Despite the variety of his repertoire, his collegiate background as a starter/reliever and his reluctance to call himself Auburn's closer, it's clear that Self is pleased with the path his career is taking.
"I think I like the 'pen a little better because starting, you're more relaxed and you've got to keep your composure a little better. It's a slower tempo," said Self. "I like the fast tempo. I like getting amped up before I go out there to throw. I like to go out there and throw all-out, so definitely [I'm more comfortable in] the 'pen. I like pressure situations."
Former Doubleday reaches milestone: Bluefield Blue Jays manager Dennis Holmberg won his 1,300th career game last Friday with a win over the Burlington Royals. Holmberg won 429 of those games in the NYPL, where he spent 10 years with the Newark Co-Pilots (1977) and Auburn Doubledays (2002-10). He won division titles in his first five seasons with the Doubledays, capping the run with a championship in 2007.
The road ain't so bad: Tri-City leads the league with a 41-14 record, including a 23-5 mark on the road. Since 2005, only the 2005 (26-12) and 2006 (25-12) Oneonta Tigers won at least 25 road games in a season. The ValleyCats play 10 more games away from Joseph L. Bruno Stadium this season, traveling to Brooklyn, Lowell, Connecticut and Vermont.
Challenging history: The last pitcher to lead the NYPL in wins and strikeouts was Hamilton's Dave Oehrlein in 1992, but Brooklyn's Rainy Lara is in position to challenge for leadership in both categories: his seven wins are currently the best total in the league, while his 63 strikeouts are only four behind teammate and league leader Luis Mateo.

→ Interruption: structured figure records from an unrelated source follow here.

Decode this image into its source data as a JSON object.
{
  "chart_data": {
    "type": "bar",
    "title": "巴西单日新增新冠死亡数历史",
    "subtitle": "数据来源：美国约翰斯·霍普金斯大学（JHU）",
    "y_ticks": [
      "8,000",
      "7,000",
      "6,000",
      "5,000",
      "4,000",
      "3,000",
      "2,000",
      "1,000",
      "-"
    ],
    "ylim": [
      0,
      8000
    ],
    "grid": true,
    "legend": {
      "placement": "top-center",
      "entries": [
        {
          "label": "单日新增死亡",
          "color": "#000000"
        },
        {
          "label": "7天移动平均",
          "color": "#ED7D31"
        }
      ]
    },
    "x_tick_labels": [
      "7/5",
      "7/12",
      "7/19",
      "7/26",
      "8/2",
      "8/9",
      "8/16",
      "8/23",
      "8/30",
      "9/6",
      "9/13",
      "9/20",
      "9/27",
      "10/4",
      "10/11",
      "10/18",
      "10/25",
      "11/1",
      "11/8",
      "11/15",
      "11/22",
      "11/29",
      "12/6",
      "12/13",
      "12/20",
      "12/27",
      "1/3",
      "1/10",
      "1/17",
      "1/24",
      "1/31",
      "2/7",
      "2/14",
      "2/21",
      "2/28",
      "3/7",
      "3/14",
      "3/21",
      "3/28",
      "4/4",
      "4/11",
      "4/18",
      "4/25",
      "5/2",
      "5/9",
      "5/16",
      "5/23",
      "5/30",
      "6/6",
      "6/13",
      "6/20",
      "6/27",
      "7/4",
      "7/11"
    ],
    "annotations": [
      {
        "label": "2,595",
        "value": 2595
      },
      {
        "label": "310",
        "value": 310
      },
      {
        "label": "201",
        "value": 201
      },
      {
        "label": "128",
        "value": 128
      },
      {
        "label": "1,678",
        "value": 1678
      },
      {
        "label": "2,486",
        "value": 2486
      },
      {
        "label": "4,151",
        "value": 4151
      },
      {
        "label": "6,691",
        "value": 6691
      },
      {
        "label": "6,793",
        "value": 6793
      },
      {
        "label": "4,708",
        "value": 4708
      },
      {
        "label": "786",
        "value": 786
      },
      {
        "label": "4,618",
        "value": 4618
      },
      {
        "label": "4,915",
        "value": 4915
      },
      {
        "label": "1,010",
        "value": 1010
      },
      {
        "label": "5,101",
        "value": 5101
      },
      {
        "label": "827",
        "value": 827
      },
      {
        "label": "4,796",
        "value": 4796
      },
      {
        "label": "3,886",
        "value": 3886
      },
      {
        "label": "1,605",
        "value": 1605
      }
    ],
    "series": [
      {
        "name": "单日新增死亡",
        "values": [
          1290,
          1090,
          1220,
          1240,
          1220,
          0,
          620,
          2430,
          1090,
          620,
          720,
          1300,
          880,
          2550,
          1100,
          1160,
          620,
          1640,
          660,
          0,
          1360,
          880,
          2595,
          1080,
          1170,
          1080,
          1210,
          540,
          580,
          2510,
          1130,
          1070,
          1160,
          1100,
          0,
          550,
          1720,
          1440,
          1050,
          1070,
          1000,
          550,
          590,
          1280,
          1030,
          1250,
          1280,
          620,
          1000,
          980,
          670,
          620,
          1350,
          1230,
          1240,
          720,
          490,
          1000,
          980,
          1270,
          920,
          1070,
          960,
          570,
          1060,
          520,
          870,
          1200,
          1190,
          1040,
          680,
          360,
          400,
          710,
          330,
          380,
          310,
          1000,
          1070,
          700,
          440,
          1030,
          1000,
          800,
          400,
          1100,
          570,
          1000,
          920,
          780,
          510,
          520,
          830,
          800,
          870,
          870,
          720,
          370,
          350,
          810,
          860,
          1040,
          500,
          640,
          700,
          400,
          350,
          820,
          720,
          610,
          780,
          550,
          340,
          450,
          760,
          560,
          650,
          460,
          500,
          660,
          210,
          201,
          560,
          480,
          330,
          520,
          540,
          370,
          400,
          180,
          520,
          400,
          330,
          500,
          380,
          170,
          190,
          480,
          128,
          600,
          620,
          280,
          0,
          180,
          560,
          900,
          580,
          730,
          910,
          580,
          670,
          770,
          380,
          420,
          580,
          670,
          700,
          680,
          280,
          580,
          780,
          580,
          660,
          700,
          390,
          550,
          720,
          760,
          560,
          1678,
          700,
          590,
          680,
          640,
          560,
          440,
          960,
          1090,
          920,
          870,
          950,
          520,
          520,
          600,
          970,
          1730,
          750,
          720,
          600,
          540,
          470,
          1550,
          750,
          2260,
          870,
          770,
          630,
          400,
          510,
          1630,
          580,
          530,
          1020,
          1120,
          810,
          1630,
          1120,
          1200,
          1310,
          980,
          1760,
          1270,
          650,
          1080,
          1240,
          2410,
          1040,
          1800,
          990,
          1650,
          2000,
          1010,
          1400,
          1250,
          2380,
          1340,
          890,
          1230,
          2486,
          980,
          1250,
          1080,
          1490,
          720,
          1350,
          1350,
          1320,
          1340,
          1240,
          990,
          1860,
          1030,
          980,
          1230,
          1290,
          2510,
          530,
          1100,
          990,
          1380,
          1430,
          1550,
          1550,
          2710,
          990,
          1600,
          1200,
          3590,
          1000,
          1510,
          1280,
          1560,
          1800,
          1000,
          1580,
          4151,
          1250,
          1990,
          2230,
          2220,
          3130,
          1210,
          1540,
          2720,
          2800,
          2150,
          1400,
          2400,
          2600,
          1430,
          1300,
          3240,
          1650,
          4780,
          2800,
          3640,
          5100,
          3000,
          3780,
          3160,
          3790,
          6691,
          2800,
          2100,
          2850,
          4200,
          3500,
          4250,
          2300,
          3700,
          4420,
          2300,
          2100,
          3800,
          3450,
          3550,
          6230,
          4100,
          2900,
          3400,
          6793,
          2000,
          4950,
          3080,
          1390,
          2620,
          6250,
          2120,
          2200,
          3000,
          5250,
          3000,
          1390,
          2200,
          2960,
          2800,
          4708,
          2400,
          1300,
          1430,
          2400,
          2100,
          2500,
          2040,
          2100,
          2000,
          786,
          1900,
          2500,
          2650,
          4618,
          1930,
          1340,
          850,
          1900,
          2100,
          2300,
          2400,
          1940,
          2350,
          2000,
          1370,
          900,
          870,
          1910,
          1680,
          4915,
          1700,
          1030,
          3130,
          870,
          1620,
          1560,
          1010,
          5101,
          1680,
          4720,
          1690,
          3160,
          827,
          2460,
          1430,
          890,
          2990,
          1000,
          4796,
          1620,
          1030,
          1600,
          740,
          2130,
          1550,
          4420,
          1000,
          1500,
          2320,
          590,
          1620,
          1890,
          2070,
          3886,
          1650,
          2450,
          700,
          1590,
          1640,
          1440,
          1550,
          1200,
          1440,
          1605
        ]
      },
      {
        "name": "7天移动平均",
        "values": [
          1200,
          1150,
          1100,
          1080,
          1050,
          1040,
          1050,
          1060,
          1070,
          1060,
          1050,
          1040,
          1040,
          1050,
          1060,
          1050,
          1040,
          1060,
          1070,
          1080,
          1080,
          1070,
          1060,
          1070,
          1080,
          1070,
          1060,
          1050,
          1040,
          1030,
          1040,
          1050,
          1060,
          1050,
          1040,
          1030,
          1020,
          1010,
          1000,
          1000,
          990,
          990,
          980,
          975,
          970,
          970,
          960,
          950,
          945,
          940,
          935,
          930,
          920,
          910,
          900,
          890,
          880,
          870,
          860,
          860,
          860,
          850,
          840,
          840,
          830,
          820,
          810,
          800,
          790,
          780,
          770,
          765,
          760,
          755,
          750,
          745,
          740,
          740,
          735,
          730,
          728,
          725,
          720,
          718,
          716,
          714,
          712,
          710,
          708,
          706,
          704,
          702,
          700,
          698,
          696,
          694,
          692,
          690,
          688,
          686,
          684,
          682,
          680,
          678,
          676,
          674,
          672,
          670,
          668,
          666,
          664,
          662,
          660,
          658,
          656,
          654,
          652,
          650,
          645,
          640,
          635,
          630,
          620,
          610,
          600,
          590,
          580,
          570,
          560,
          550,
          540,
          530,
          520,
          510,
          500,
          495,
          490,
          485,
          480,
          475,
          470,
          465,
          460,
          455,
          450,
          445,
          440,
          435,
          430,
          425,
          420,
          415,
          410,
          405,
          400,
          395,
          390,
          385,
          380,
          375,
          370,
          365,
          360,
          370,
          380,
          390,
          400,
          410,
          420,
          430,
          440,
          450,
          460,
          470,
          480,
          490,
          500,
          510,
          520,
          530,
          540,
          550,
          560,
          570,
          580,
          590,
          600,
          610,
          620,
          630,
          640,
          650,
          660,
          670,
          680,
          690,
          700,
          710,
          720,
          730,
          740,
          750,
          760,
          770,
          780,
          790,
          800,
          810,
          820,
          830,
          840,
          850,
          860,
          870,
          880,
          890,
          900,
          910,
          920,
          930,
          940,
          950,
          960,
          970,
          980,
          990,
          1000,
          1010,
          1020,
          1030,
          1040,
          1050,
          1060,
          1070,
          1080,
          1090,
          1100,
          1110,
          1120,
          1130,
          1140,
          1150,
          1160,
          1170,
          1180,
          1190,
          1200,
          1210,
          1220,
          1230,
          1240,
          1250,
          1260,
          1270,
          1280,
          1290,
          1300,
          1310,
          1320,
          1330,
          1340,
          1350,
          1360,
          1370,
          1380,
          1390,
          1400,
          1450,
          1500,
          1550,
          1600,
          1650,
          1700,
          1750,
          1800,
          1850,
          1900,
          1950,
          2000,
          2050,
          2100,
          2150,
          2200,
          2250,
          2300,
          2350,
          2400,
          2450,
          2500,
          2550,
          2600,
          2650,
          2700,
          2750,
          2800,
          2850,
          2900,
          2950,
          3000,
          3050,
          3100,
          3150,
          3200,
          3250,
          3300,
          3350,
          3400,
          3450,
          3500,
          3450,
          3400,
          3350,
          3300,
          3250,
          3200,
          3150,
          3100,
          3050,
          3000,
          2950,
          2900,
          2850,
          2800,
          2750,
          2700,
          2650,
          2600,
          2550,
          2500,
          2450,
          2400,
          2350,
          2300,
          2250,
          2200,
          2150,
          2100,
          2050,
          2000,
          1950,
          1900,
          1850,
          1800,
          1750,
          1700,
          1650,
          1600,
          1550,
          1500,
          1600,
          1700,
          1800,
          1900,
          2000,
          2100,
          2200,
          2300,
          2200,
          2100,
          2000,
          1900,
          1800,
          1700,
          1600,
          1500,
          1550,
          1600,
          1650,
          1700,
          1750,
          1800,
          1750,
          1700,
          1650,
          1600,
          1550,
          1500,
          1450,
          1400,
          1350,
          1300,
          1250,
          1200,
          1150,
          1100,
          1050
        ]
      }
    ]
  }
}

Ouch: State College Spikes outfielder Tyler Gaffney has been hit by a league-leading 17 pitches in just 31 games this season. The NYPL single-season record is 24, set by Mahoning Valley's Christopher Gimenez in 2004. Gimenez went on to play the 2005-06 seasons for Cleveland's Class A affiliate in Lake County, where he was hit by a total of 51 pitches over the course of the two seasons.